As ictioses são um grupo heterogéneo de doenças cutâneas hereditárias que se manifestam por secura - xerose - de toda ou quase toda a superfície corporal que se encontra coberta por películas de pele “morta” (escamas) de dimensões, espessura e forma variáveis. O termo ictiose deriva da palavra grega Ichthys que significa peixe, por analogia às escamas que recobrem a pele destes doentes.
São causadas por alterações de proteínas fundamentais no processo de formação da camada mais superficial da pele, a camada córnea, que é a principal barreira entro o organismo e o meio ambiente, protegendo-nos contra a perda de água e de calor. 

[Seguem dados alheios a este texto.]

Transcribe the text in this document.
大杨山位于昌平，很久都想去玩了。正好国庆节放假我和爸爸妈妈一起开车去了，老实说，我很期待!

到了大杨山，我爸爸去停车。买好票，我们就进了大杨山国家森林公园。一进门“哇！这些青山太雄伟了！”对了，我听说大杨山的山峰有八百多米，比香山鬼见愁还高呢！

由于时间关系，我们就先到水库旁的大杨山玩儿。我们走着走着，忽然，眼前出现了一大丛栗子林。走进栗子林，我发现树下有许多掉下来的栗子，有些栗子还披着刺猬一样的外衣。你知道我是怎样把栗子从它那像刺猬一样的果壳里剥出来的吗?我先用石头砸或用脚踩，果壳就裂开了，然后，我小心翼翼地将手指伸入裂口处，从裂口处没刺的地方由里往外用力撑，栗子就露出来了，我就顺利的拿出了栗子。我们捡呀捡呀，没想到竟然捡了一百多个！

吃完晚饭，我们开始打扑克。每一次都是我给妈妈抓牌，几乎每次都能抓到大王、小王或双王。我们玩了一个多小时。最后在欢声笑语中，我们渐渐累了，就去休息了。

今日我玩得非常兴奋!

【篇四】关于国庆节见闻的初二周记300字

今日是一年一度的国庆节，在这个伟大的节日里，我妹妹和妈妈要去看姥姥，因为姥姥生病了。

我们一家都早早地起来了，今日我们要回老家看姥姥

As manifestações clínicas devem-se não só à carência ou mau funcionamento da proteína alterada pela mutação genética mas também à tentativa da pele “reparar” essa deficiência. Para tentar repor a função de barreira, a pele pode responder com inflamação (vermelhidão), aumento da descamação e/ou da espessura e maturação anormal.
Este grupo de doenças genéticas pode ser transmitido de diferentes formas. Quando a transmissão é autossómica dominante, um progenitor é saudável e o outro manifesta a ictiose. Nestes casos, a probabilidade de cada filho do casal ter a doença é de 50%. 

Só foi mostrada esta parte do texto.